Oleh:
NOVRELIA NITYSSARI (185070209111004)
VINSENSIUS JOKO (185070209111008)
CHAIRUNNISA PERMATA SARI (185070209111012)
FERDIAN WAHONO EFENDI (185070209111016)
ENI YULISTIANINGSIH (185070209111020)
TUTUT ANDAYANI (185070209111024)
ANI JUWITA (185070209111027)
RIZKI TAUFIKUR RAHMAN (185070209111028)
SAGUNG MANIK DWI P D (185070209111033)
EMA DRAKEL (185070209111042)
AINUR ROHMAH (185070209111046)
2
TINJAUAN TEORI
1.2. Epidemiologi
Di negara maju, angka kejadian kehamilan ektopik adalah 1-2% dari seluruh
kehamilan. Angka kejadian di negara berkembang insidensnya dipercaya lebih tinggi
lagi, tetapi data yang spesifik belum diketahui. Di Amerika Utara, kehamilan ektopik
terjadi pada 19,7 kasus dari 1000 kehamilan, dan merupakan penyebab mortalitas
utama pada kehamilan trimester pertama.
Secara umum, di Indonesia, kejadian kehamilan ektopik berkisar 5-6 per seribu
kehamilan. Kehamilan pars insterstisialis tuba hanya 1% dari semua kehamilan tuba.

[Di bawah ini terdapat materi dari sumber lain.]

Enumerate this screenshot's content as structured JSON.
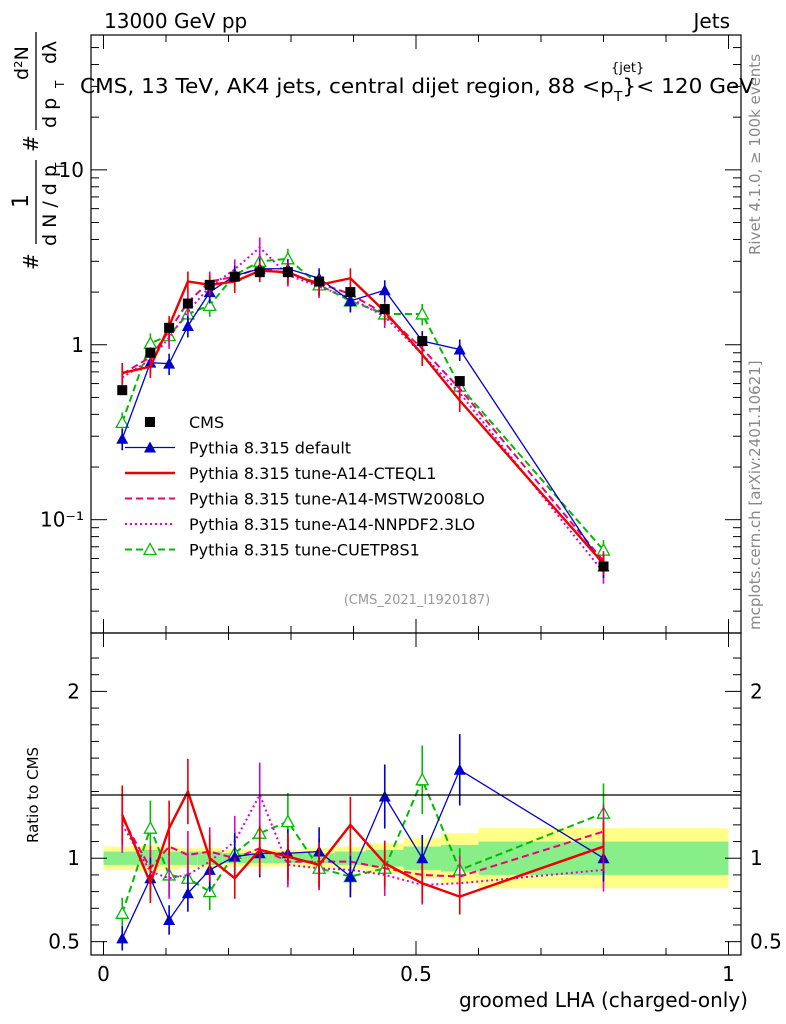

Kehamilan ektopik ganda angka kejadiannya 1 di antara 15.000-40.000 persalinan (di
Indonesia sudah ada beberapa kasus). Kehamilan ovarial primer dan servikal sangat
jarang terjadi.(Khairani, 2018)
1.3. Etiologi
Kehamilan ektopik terganggu dapat disebabkan oleh:
a. Faktor uterus
Tumor uterus yang menekan tuba
Uterus hipoplasia dengan Tuba sempit dan berlekuk – lekuk sering disertai
dengan gangguan fungsi silia endosalping
b. Faktor tuba
Penyempitan lumen tuba oleh karena infeksi endosalping
Tuba sempit, panjang dan berlekuk – lekuk
Gangguan fungsi rambut getar (silia) tuba
Diventrikel tuba dan kelainan konginetal lainnya
Operasi plastic tuba dan sterilisasi yang tidak sempurna (lumen tuba
3
menyempit)
c. Faktor ovum
Migrasi eksterna dari ovum Kemungkinan migrasi eksternal, sehingga hasil
konsepsi mencapai tuba dalam keadaan blastula
Perlekatan membrane granulose Terdapat perlengketan sekitar tuba
sehingga memperkecil lumen tuba
Migrasi interna ovum
d. Faktor lain
Hamil saat berusia lebih dari 35 tahun
Fertilisasi in vitro
Penggunaan Alat Kontrasepsi Dalam Rahim (AKDR)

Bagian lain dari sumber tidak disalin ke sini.